Интересно, а как, по мнению Пип-Пипа, я должен был бы назвать коттедж? Марэ? Ну да, самое подходящее для меня название. Или Вель д’Ив?
Но теперь… теперь все это не имеет значения. Не надо заводиться. Пип-Пип не хотел меня обидеть.
Епископ Мак-Гонал написал мне от имени попечительского совета, поблагодарил за долгую преданную службу и предложил устроить прощальный обед, «прекрасное предложение, дорогой мой, соглашайтесь». (Конечно же, я отказался.) Он выразил удовольствие, узнав, что я, как и прежде, буду жить поблизости, в его епархии. Он очень хорошо помнил моего покойного друга майора, милейшего человека с прочными католическими устоями (не важно, какие озорные мысли он мог порой высказывать), не случайно ведь он завещал мне коттедж. (Епископ, несомненно, имел в виду, что после моей смерти дар майора достанется Церкви.) Я по-прежнему могу считать Бил-Холл своей вотчиной. Для меня там всегда будет место за столом.
— Пользуйтесь нами, мой дорогой, не отвергайте нас. Мы умеем быть благодарными.
Я наблюдал за Пип-Пипом, потягивающим бренди. Клянусь, несмотря на сморщенное личико, он выглядел лет на четырнадцать, не больше. Хотя я знал, что ему сорок восемь. Я не устоял перед соблазном и сказал, что слишком много алкоголя может замедлить его рост.
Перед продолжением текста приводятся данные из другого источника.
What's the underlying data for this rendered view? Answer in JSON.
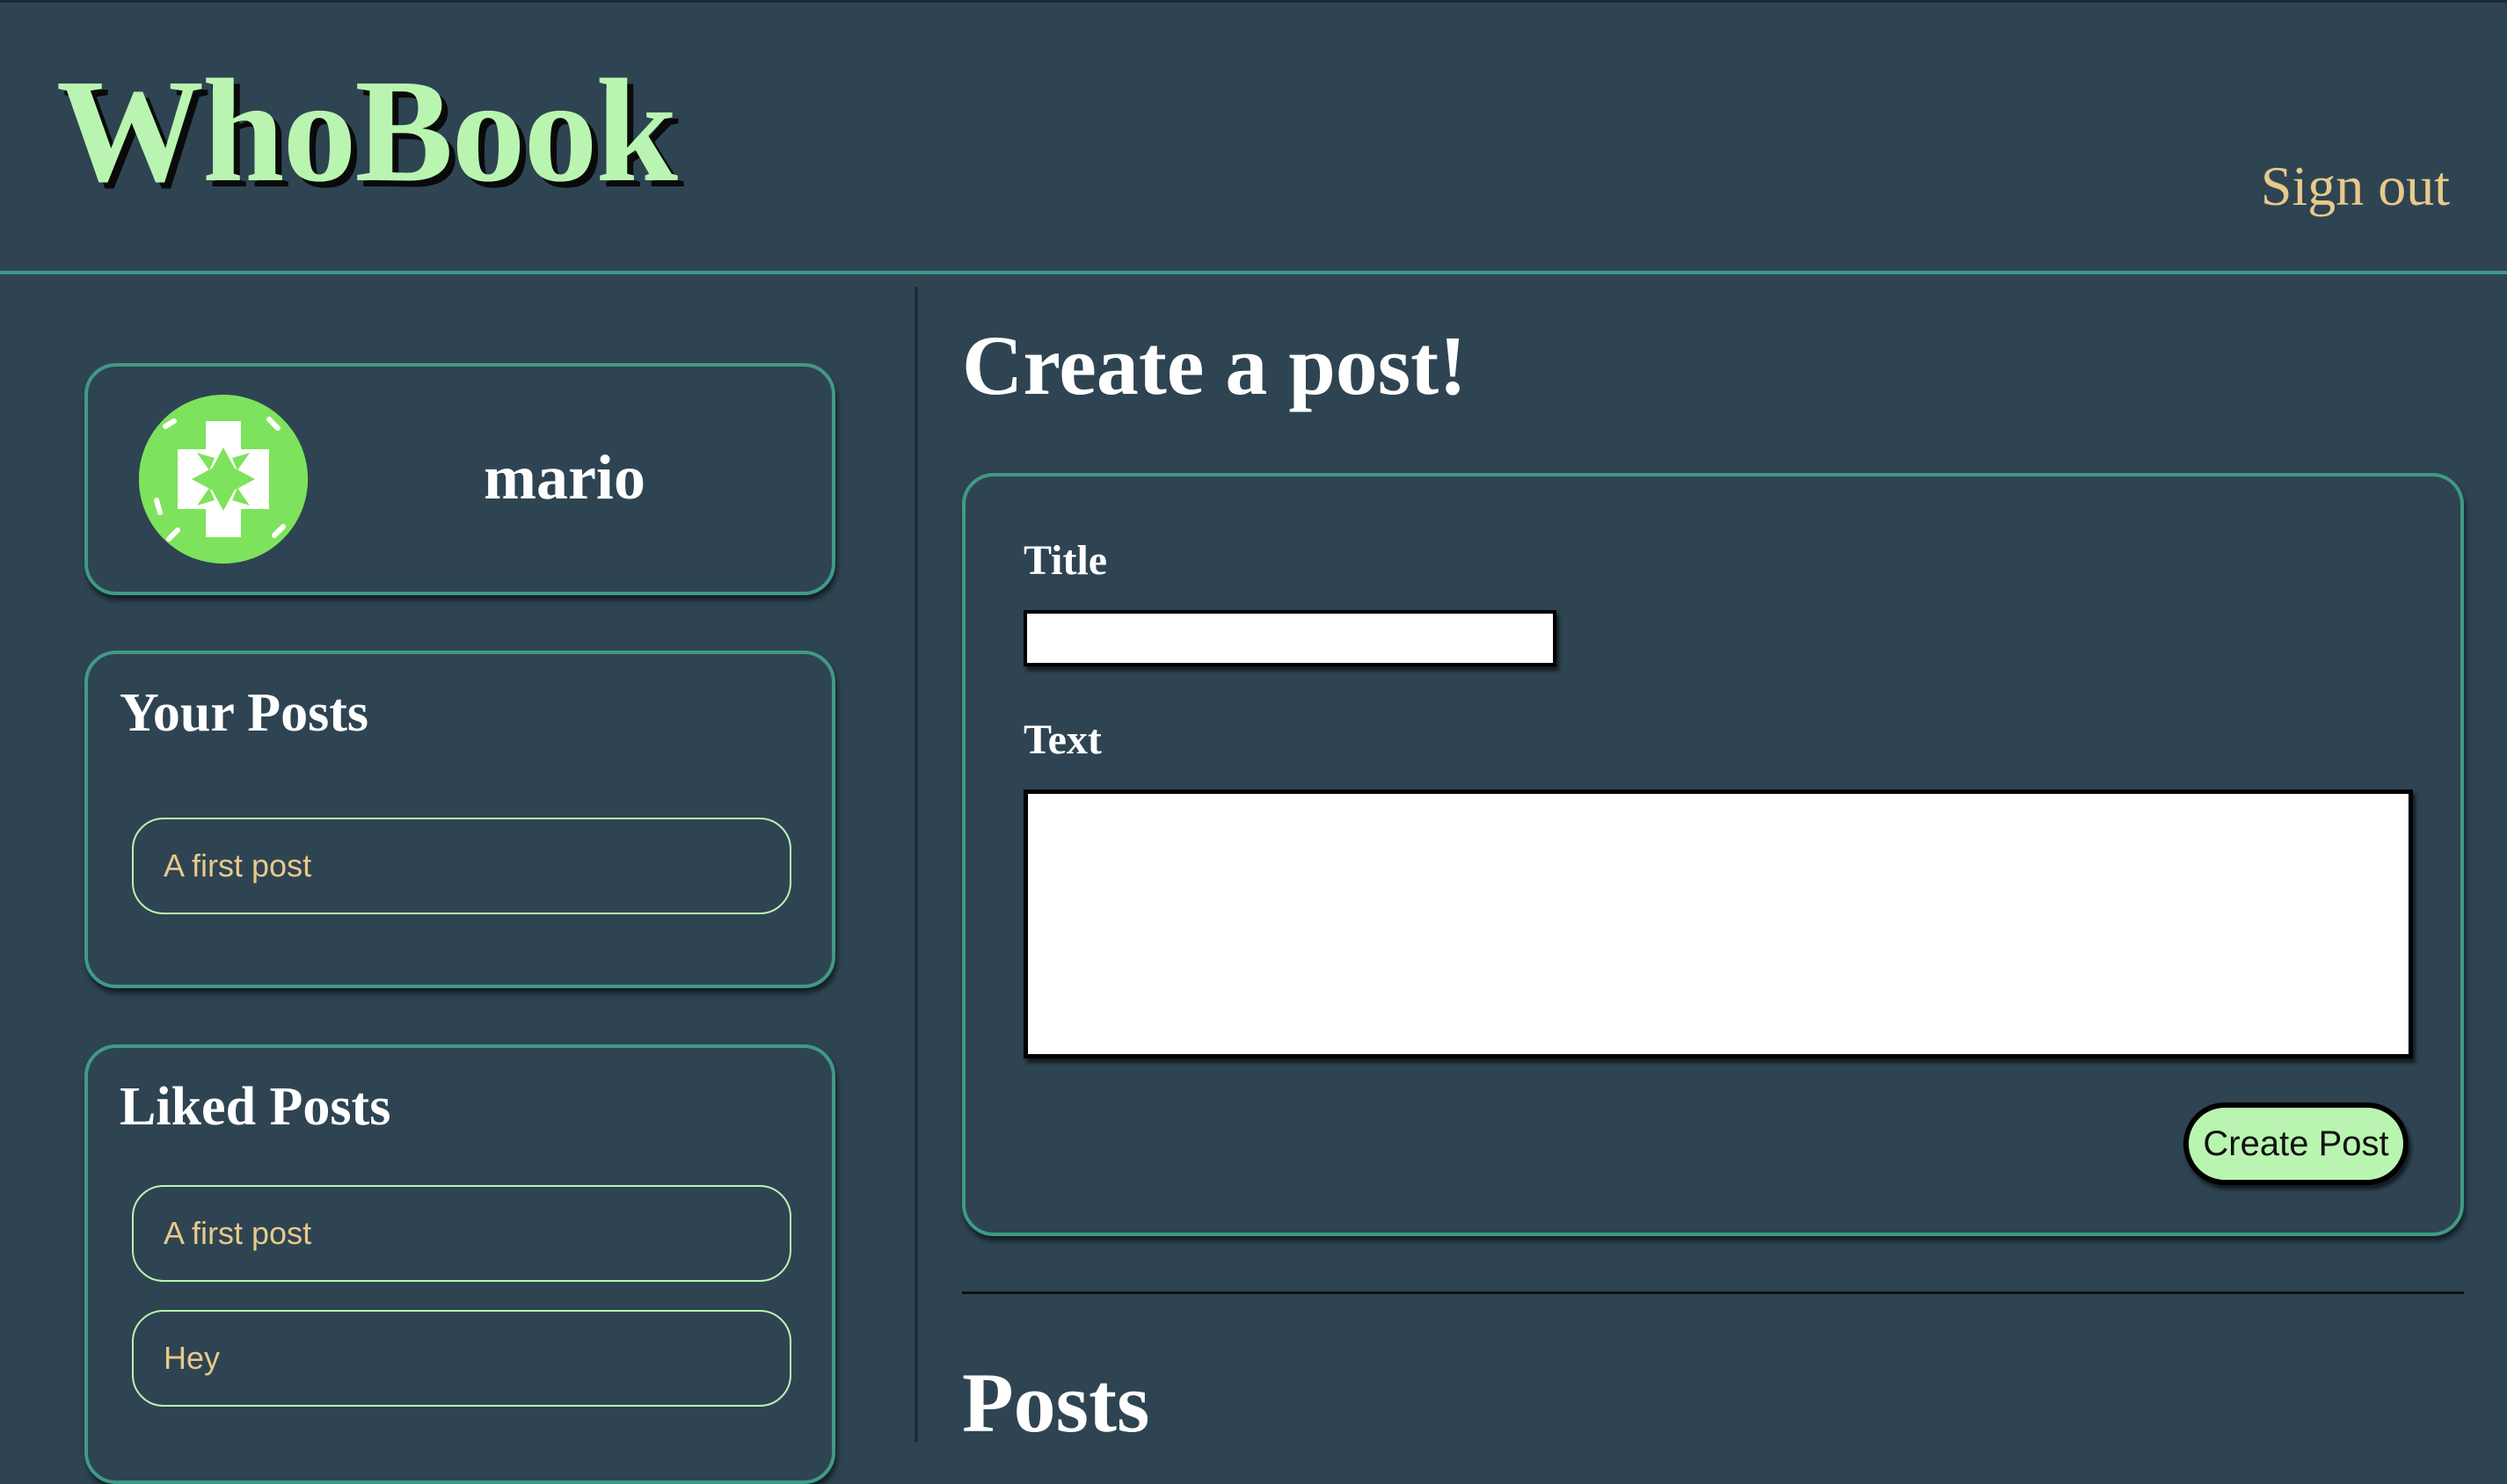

— Так что же, по вашему мнению, она и вправду собирается замуж за этого парня, О’Флаэрти?
— Думаю, да.
Я посмотрел поверх его головы на портрет Баал Шема из Ладлоу работы де Куика, висевший над камином. Как я уже признавался, я перенес в коттедж некоторые вещи из Холла, по-своему истолковав призыв Мак-Гонала «пользуйтесь нами». Портрет работы де Куика, украшенное миниатюрами проклятие, все бумаги Пиша, рукописные и печатные, почти все, что было в библиотеке написанного на древнееврейском языке, и несколько памятных вещиц. Я даже прикрепил к косяку входной двери мезузу[218], принадлежавшую Баал Шему, отдав дань сентиментальности. Я теперь знаю, что я не католик. Тогда, может, я сбившийся с пути иудей?
Что мне делать?
ДА, «АГАДА» ИЗ ДУНАХАРАСТИ по-прежнему хранится у меня. Если помните, я держал книгу запертой в ящике письменного стола в Музыкальной комнате. Как я мог оставить ее там, в Бил-Холле? Конечно не мог. Ни один предмет, к которому прикасался Пиш, не должен был оставаться в этом оплоте мародеров. Я употребил слово «мародеры» не просто так. Вам, наверное, интересно узнать, как случилось, что после того, как сэр Персиваль и Пиш обменяли «Агаду» из Дунахарасти на «Любовные и другие сонеты», — обе эти уникальные книги оказались в библиотеке Бил-Холла.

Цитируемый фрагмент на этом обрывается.